Bernhard Rinner: Nach dem Lockdown beschäftigten uns zunächst vor allem die Präventionskonzepte für die einzelnen Gesellschaften sowie die geänderten Probenverhältnisse und die Vorbereitungen der Corona-Tests für alle Mitwirkenden. Wir wollten bis zum Saisonstart mehr als gut vorbereitet sein und setzen seitdem alles daran, dass sich unser Publikum sehr sicher fühlt: von strengen Abstandsregeln und Hygienemaßnahmen bis zur Maskenpflicht vor und nach der Vorstellung, im Schauspielhaus sogar währenddessen. Unsere künstlerischen Kollektive, also Chor, Orchester und Ensembles, werden mehrfach im Monat getestet, wobei wir hier sowohl auf PCR-Tests als auch Schnelltests setzen.

Ein Großteil der Mitarbeiter der Bühnen Graz war in Kurzarbeit - wie schaut die Situation jetzt aus? Müssen Subventionen für die Zeit, in der nichts gespielt wurde, zurückbezahlt werden?

Bernhard Rinner: Nach aktuellem Informationsstand von Seiten unserer Eigentümer müssen Subventionen nicht refundiert werden und die Kurzarbeit konnte eine großangelegte Kündigungswelle in allen Theatern Österreichs verhindern. Aktuell sind von weiteren Maßnahmen in unserem Konzern die Grazer Spielstätten (Orpheum, Dom im Berg, Schloßbergbühne Kasematten, Anm.) betroffen, die von Oktober bis März in eine dritte Phase der Kurzarbeit nach den gesetzlichen Rahmenbedingungen übergehen. Grund dafür ist ein wahrer Meteoriteneinschlag am Veranstaltungssektor, der Rock, Pop, Metal, teilweise auch das Kabarett betrifft, und eine Erholung davon ist bis Frühjahr 2021 nicht in Sicht. Das Hilfspaket der Bundesregierung für die Veranstaltungsbranche scheint also nicht - oder noch nicht - zu wirken.

Neue Regeln im Veranstaltungsmanagement

Wie geht man mit der fehlenden Planungssicherheit um?

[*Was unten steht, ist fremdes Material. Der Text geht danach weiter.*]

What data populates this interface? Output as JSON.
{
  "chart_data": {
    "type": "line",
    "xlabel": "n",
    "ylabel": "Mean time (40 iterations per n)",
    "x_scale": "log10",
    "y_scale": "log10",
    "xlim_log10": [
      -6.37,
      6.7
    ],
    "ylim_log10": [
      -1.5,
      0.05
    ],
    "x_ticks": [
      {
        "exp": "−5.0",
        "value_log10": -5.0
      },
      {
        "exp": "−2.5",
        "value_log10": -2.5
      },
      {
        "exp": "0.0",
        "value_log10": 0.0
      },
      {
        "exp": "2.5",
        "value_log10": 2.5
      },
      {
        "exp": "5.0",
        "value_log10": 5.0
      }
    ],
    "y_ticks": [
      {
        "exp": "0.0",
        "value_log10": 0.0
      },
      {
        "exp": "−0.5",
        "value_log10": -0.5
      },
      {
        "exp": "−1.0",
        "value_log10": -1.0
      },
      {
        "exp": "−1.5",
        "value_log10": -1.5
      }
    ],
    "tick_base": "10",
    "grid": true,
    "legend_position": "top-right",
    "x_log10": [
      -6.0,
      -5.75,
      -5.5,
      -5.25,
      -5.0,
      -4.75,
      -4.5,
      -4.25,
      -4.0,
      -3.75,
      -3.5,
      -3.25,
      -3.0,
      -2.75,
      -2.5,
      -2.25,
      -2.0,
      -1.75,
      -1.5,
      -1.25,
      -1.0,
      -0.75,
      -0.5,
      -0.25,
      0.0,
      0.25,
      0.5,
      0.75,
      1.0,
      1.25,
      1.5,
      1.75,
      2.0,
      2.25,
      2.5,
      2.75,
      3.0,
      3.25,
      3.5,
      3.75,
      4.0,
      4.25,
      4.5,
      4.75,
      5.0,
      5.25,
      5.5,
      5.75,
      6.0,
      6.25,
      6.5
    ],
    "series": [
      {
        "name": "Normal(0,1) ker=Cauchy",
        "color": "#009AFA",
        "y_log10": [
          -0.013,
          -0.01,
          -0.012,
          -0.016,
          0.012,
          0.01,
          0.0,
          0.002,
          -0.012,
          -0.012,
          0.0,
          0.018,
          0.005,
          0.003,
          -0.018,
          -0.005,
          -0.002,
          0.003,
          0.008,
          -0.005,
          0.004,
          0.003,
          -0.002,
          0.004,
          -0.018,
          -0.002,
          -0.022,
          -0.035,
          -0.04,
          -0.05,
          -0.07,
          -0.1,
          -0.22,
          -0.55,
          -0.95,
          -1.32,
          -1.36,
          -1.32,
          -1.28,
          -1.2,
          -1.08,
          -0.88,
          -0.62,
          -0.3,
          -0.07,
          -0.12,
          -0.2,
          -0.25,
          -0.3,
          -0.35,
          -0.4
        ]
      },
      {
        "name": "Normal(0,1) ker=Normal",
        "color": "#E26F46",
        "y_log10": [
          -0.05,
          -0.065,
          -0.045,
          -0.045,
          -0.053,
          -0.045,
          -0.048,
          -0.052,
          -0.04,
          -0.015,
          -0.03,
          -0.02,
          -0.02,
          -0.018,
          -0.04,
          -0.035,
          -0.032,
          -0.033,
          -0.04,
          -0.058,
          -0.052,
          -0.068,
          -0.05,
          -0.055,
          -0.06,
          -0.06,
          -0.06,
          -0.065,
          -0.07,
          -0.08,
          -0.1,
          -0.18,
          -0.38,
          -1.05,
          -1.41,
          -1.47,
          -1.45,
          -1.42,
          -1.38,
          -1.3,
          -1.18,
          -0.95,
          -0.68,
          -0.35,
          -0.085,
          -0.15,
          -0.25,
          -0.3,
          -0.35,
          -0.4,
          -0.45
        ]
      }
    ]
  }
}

Bernhard Rinner: Eine Planungssicherheit existiert in unserem Geschäft nicht mehr. Das oberste Primat lautet nunmehr Flexibilität. Selbst langfristig vorbereitete Verträge müssen situationselastisch angepasst werden. Seien es neue Regeln im Veranstaltungsmanagement oder die hochgerechneten Testkosten von einer Viertelmillion Euro für diese Saison, alle unsere Bereiche von Kunst über Technik bis Controlling und Verwaltung sind gefordert, auf die derzeitige Situation sowie auf das, was noch kommen mag, entsprechend zu reagieren. In der Oper plant man Produktionen zwei Jahre im Voraus, im Schauspiel ein Jahr. Da wird erst augenscheinlich, dass die aktuelle Situation für Kulturinstitutionen im wahrsten Sinne des Wortes kein leichtes Spiel ist.

Wie ist das Publikum mit der Situation umgegangen? Merkt man Veränderungen beim Kartenkauf? Wie funktioniert der Vorverkauf, wenn man nicht weiß, wie viele Karten tatsächlich verkauft werden dürfen?

Bernhard Rinner: Unser Abo-Publikum hält uns nach wie vor die Treue: Mit einem geschätzten Rückgang von circa zehn Prozent liegen wir im internationalen Vergleich der Einbußen im unteren Niveau. Der Freiverkauf ist unkalkulierbar. Wir sehen aber, dass sowohl die Angst, sich in geschlossenen Räumen anzustecken, als auch ein präventives Sparen Motive für einen zurückhaltenden Kartenkauf sind. Manch einer bei uns bangt deshalb, dass sich die Menschen vom Theater entwöhnen, wenn sie uns längere Zeit nicht besucht haben, aber im Grunde glauben wir alle fest an die Magie unserer Kunst. Das Live-Erlebnis Bühne ist eine jahrtausendealte Tradition, die sich auch als coronafest erweisen wird.